W okolicy jeziora można znaleźć liczne okazy oliwinów, z których lokalni jubilerzy tworzą piękną biżuterię.

wtorek, 16 kwietnia 2013

César Manrique, wizjoner z Lanzarote

Nie da się poznać Lanzarote bez poznania historii Césara Manrique. On ukształtował wyspę. Dosłownie.


Manrique był prawdziwym człowiekiem Renesansu, wizjonerem. Z wykształcenia architekt, zajmował się również malarstwem, rzeźbą i ekologią. Niczym wiedeński Hundertwasser, choć na większą skalę.
Urodził się na Lanzarote, w Arrecife,  w 1919 r.
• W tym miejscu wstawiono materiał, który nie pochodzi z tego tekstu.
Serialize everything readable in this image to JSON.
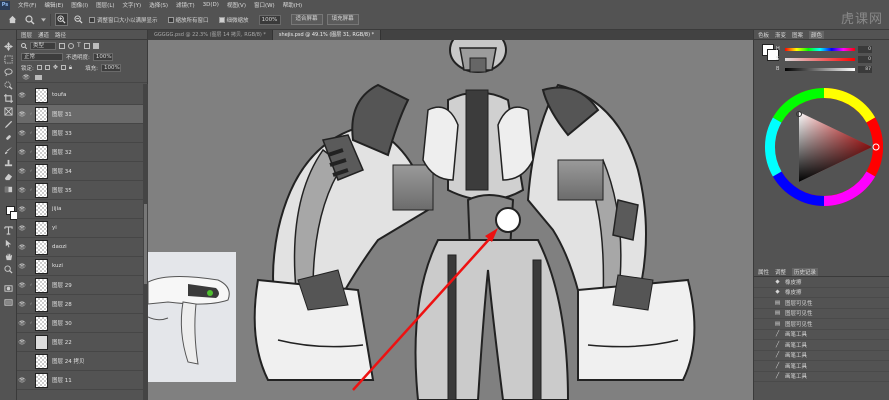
{
  "app": {
    "logo": "Ps"
  },
  "menu": [
    "文件(F)",
    "编辑(E)",
    "图像(I)",
    "图层(L)",
    "文字(Y)",
    "选择(S)",
    "滤镜(T)",
    "3D(D)",
    "视图(V)",
    "窗口(W)",
    "帮助(H)"
  ],
  "options": {
    "resize_windows": "调整窗口大小以满屏显示",
    "zoom_all": "缩放所有窗口",
    "scrubby_zoom": "细微缩放",
    "zoom_value": "100%",
    "fit_screen": "适合屏幕",
    "fill_screen": "填充屏幕"
  },
  "layers_panel": {
    "tabs": [
      "图层",
      "通道",
      "路径"
    ],
    "filter_type": "类型",
    "blend_mode": "正常",
    "opacity_label": "不透明度:",
    "opacity_value": "100%",
    "lock_label": "锁定:",
    "fill_label": "填充:",
    "fill_value": "100%",
    "items": [
      {
        "name": "toufa",
        "selected": false
      },
      {
        "name": "图层 31",
        "selected": true
      },
      {
        "name": "图层 33",
        "selected": false
      },
      {
        "name": "图层 32",
        "selected": false
      },
      {
        "name": "图层 34",
        "selected": false
      },
      {
        "name": "图层 35",
        "selected": false
      },
      {
        "name": "jijia",
        "selected": false
      },
      {
        "name": "yi",
        "selected": false
      },
      {
        "name": "daozi",
        "selected": false
      },
      {
        "name": "kuzi",
        "selected": false
      },
      {
        "name": "图层 29",
        "selected": false
      },
      {
        "name": "图层 28",
        "selected": false
      },
      {
        "name": "图层 30",
        "selected": false
      },
      {
        "name": "图层 22",
        "selected": false
      },
      {
        "name": "图层 24 拷贝",
        "selected": false
      },
      {
        "name": "图层 11",
        "selected": false
      }
    ]
  },
  "documents": {
    "tabs": [
      {
        "label": "GGGGG.psd @ 22.3% (图层 14 拷贝, RGB/8) *",
        "active": false
      },
      {
        "label": "shejis.psd @ 49.1% (图层 31, RGB/8) *",
        "active": true
      }
    ]
  },
  "color_panel": {
    "tabs": [
      "色板",
      "渐变",
      "图案",
      "颜色"
    ],
    "channels": [
      {
        "label": "H",
        "value": "0"
      },
      {
        "label": "S",
        "value": "0"
      },
      {
        "label": "B",
        "value": "87"
      }
    ],
    "accent": "#ff1f1f"
  },
  "history_panel": {
    "tabs": [
      "属性",
      "调整",
      "历史记录"
    ],
    "items": [
      "橡皮擦",
      "橡皮擦",
      "图层可见性",
      "图层可见性",
      "图层可见性",
      "画笔工具",
      "画笔工具",
      "画笔工具",
      "画笔工具",
      "画笔工具"
    ]
  },
  "watermark": "虎课网"
}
Od samego początku był zafascynowany Lanzarote, grą form i kolorów wulkanicznych krajobrazów.



"As an artist, I feel that I've been enormously and especially fortunate to have been born on a unique island where the obvious optical behaviour induced by the powerful plasticity of its landscapes affords enormous advantage and a joyful predisposition to fall in love with..." C.M., 1987



Po ukończeniu szkoły na Lanzarote rozpoczął studia na Teneryfie na kierunku architektura - zabudowa miasta. Dodać należy, że było to przede wszystkim spowodowane ambicjami jego ojca, któremu zależało, aby syn został wielkim architektem. Sam César bardziej skłaniał się ku sztuce w  bardziej klasycznym jej rozumieniu. Następnym przystankiem w edukacji Manrique była Akademia Bellas Artes de San Fernando w Madrycie. Wtedy to, zafascynowany dziełami Picassa i Matissa, oddał się surrealizmowi.

Niektóre z jego prac kolorami i fakturą nawiązywały do rodzinnych krajobrazów.


"Volcano and geology, those are the rudiments of all my painting" C.M, 1987



Jego wystawy, pokazywane w wielu krajach Europy, cieszyły się wielkim powodzeniem. Do jednych z wielbicieli Manrique należał Nelson Rockefeller. Ta znajomość miała wielki wpływ na życie artysty. Rockefeller zaprosila Manrique do USA w 1964 r i pomógł mu zorganizować serię wystaw, m. in. w Nowym Jorku w Muzum Guggenheima oraz w galerii sztuki Catherine Viviano. Tam też poznał Andy'ego Warhola i innych wielkich artystów, nawiązując cenne znajomości.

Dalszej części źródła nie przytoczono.